The couple, who moved to Israel in their 60s, heard about Yad LaKashish just one year after they made Aliyah. Since 1993, Mark has been a member of the Silk-Painting Workshop and Tamara the Textiles Workshop.  


Overcoming challenges and adversity is not new to Tamara and Mark. Tamara learned at 11 years old that one has to adapt to survive. Plowing fields with her father to feed the family during WWII, they faced bold antisemitism from Russian farmers.

When Mark was just 14, the Nazis invaded Minsk and Jews were confined to a ghetto. Kidnapping, beating and murder were commonplace. Determined to resist, Mark and his friends joined the partisans.

In 1953, fresh out of medical school, Mark was deported to Polotsk. It happened to be at the same time Tamara, who had just graduated with a journalism degree, was also sent to work in Polotsk. The couple met and fell in love. “In 1959 we managed to return to Minsk and Mark began post graduate studies at the Faculty of Medicine, completing a Phd in biochemistry.”

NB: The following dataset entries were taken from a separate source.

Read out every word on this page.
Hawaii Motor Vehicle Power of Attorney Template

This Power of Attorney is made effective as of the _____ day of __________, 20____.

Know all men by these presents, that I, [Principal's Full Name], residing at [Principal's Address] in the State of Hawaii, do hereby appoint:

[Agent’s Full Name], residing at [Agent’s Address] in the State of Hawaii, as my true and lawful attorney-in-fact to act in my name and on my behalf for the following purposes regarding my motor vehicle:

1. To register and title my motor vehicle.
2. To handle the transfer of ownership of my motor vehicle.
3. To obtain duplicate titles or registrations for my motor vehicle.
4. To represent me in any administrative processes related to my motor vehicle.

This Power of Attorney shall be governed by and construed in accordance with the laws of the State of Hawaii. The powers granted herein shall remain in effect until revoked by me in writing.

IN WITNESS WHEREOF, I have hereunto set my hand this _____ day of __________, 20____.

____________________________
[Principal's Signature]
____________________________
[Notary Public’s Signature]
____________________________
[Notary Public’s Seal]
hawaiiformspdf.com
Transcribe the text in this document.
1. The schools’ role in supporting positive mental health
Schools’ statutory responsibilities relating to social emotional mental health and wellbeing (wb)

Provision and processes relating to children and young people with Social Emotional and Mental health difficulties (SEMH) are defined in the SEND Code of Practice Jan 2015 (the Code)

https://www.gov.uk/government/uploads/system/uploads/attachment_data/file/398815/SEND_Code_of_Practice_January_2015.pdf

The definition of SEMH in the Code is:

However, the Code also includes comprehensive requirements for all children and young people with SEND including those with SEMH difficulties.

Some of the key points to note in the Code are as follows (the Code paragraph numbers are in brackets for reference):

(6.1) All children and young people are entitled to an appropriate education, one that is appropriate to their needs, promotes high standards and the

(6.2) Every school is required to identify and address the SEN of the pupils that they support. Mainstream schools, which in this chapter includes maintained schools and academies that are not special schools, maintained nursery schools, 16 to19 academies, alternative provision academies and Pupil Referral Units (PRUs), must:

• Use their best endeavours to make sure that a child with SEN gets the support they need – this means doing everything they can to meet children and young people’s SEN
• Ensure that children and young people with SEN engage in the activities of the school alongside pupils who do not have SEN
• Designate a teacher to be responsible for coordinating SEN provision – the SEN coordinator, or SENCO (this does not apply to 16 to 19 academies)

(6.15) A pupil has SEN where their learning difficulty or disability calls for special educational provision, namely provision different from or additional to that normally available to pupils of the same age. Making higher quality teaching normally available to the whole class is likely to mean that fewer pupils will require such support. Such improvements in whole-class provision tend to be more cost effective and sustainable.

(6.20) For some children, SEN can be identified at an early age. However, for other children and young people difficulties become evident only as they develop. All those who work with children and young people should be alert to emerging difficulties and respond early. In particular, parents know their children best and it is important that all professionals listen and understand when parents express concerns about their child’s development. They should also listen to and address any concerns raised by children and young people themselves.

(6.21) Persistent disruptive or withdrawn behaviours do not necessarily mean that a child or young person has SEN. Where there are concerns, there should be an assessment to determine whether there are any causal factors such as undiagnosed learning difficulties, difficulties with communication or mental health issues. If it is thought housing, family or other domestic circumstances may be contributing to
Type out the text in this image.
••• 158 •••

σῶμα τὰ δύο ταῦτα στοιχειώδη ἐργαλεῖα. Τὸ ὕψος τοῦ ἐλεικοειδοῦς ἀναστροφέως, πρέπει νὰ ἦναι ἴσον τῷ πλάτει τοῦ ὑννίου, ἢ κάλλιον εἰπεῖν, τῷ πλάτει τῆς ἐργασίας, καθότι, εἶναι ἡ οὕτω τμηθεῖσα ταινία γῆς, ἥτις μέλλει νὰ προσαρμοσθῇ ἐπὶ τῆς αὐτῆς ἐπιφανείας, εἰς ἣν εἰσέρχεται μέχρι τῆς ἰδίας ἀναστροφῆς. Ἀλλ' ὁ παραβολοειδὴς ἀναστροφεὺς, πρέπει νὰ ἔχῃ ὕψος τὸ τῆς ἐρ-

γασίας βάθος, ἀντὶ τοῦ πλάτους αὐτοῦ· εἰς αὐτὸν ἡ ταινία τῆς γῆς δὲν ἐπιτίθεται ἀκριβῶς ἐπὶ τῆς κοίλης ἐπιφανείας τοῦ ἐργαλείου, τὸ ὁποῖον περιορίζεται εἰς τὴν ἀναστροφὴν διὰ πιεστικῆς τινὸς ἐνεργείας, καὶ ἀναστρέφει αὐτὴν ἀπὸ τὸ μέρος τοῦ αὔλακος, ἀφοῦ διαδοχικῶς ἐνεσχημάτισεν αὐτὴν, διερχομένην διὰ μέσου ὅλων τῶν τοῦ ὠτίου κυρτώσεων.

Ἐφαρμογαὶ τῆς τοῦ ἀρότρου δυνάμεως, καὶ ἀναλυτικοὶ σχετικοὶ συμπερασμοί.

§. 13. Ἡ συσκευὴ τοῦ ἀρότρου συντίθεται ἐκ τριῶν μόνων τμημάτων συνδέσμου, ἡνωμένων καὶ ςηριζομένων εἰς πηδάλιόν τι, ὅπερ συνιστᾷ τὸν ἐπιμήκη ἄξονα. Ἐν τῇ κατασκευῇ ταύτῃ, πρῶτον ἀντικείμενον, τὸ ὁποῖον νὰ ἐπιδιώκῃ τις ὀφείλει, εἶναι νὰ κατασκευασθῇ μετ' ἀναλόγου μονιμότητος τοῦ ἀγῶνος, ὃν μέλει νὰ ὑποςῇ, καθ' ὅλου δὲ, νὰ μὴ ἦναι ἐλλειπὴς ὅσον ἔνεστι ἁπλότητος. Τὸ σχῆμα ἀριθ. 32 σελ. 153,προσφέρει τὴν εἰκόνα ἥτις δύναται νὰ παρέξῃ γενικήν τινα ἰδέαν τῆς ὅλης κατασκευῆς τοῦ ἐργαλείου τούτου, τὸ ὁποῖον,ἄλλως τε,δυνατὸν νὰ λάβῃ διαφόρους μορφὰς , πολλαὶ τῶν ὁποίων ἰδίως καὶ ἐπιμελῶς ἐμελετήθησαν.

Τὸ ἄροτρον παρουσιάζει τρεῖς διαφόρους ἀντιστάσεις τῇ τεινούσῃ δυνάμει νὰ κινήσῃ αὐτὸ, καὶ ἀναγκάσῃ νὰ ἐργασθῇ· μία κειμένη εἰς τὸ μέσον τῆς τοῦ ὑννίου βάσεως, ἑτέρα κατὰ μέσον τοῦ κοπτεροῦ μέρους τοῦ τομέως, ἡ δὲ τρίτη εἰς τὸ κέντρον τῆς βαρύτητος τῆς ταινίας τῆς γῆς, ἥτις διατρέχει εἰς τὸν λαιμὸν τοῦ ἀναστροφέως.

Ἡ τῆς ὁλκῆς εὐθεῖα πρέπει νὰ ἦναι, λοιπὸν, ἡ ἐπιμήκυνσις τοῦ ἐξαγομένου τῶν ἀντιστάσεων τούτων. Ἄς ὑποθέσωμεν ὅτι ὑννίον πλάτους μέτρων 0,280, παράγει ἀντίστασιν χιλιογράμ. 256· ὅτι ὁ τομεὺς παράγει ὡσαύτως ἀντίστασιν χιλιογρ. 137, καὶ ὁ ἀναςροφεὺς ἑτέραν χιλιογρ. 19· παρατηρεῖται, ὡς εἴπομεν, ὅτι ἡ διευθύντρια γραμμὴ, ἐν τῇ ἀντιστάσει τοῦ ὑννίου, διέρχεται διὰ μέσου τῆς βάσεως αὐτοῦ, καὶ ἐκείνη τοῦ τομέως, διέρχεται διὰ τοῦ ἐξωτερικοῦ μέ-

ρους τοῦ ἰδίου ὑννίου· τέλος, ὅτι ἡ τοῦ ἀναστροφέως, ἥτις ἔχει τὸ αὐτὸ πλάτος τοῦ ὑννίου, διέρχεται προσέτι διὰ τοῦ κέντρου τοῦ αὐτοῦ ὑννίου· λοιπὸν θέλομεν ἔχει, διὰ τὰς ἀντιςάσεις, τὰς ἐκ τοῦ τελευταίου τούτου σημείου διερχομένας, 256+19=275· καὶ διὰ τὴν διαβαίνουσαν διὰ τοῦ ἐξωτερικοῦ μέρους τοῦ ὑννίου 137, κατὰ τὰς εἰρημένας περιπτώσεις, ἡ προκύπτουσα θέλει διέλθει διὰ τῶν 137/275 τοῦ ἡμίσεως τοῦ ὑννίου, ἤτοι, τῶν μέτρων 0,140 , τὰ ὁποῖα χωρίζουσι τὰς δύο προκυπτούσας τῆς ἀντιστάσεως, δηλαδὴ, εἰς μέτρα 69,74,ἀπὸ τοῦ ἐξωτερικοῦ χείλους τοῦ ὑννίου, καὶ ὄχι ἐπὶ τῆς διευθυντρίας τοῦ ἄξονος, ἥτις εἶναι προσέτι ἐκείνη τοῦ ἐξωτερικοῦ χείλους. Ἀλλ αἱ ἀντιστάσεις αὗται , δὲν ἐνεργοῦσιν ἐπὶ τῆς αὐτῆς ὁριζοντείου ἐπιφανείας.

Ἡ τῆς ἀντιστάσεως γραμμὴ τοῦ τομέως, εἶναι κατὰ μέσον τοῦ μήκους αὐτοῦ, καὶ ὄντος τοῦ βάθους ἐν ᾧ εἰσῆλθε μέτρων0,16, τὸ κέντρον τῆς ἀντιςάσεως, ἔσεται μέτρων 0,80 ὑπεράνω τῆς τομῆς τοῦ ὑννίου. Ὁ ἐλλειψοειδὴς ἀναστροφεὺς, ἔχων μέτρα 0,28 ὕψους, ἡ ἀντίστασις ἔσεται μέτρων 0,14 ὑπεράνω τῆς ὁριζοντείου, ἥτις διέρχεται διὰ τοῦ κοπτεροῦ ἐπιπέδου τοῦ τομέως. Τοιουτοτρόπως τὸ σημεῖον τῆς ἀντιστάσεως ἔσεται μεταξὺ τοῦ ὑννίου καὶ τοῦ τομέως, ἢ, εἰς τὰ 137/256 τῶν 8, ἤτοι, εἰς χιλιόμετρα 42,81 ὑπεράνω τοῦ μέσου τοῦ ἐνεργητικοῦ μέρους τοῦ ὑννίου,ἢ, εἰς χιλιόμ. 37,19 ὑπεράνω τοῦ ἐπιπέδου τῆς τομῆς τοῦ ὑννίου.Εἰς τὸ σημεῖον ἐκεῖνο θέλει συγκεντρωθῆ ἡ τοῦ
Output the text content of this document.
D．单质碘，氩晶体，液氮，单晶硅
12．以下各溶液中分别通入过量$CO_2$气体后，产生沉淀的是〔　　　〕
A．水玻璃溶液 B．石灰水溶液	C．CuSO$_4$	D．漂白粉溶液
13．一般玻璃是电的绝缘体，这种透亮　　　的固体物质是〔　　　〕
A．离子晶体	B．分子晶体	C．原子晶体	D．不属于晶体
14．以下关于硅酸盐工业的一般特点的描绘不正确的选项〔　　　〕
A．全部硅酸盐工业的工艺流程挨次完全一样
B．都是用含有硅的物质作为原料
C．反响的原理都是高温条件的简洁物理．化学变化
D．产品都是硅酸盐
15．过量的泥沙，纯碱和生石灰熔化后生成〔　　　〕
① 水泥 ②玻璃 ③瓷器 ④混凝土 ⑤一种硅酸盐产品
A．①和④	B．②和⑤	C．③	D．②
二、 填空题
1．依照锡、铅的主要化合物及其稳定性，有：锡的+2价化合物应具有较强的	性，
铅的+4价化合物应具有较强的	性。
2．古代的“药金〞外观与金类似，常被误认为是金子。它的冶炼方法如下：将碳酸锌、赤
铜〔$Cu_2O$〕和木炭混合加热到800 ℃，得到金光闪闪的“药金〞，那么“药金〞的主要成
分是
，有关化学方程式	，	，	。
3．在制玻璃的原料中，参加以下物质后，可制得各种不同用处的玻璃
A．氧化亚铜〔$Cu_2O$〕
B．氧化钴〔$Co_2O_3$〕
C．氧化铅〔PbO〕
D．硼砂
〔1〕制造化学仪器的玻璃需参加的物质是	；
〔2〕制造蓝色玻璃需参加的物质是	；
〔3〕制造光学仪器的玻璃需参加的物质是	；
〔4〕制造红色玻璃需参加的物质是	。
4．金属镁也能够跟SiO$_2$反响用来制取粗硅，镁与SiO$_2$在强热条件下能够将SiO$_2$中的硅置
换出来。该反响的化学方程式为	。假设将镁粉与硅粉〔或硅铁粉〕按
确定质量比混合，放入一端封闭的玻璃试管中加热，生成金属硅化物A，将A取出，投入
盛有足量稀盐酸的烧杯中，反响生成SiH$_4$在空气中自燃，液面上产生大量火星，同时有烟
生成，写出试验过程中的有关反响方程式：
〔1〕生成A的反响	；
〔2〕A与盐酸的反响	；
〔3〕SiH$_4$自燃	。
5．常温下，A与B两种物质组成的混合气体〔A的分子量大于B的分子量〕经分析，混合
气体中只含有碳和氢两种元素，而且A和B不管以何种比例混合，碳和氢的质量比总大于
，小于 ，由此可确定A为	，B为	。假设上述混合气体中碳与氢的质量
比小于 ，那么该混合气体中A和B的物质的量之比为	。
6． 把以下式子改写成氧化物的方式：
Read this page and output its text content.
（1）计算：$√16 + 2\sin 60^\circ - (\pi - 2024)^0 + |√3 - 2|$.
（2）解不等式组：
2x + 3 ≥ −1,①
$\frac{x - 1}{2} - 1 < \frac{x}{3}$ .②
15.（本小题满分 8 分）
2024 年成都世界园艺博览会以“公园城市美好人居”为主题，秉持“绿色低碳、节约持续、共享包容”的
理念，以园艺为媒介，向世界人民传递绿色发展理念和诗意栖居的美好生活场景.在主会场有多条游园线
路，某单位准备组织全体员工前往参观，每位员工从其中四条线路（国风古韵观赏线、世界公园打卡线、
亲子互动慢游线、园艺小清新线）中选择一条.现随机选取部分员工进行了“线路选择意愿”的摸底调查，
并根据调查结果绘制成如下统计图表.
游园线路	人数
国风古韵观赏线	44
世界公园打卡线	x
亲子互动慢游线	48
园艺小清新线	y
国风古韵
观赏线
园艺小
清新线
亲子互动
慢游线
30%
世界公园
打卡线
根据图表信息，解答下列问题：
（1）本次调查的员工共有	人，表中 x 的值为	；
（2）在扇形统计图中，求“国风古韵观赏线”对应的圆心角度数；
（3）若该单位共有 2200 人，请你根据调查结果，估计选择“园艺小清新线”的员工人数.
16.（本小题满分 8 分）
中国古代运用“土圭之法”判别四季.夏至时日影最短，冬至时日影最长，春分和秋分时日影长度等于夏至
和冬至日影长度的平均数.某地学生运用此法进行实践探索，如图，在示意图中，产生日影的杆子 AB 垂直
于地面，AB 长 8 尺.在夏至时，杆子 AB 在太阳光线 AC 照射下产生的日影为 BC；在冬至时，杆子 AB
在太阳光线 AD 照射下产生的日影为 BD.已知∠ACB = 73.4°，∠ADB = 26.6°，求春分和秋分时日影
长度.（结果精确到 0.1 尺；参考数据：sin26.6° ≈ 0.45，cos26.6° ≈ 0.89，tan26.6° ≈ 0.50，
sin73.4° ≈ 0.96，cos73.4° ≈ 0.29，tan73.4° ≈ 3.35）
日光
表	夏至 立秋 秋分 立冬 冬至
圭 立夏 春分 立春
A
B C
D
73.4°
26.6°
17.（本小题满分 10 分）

The Soviet Union promoted virulent anti-semitism through the 70’s & 80’s, making it almost impossible for Mark and Tamara to find work in their fields. 
In 1992, when the doors opened for Soviet Jews, they fled to Israel seeking security and stability.

“Even with all our education we need government welfare to live. The monthly financial support from Yad LaKashish makes it possible to live with dignity. Yad LaKashish also challenges us to learn new things, to remain active and be useful.  Tamara embroiders and I paint. Who knew we had these talents?”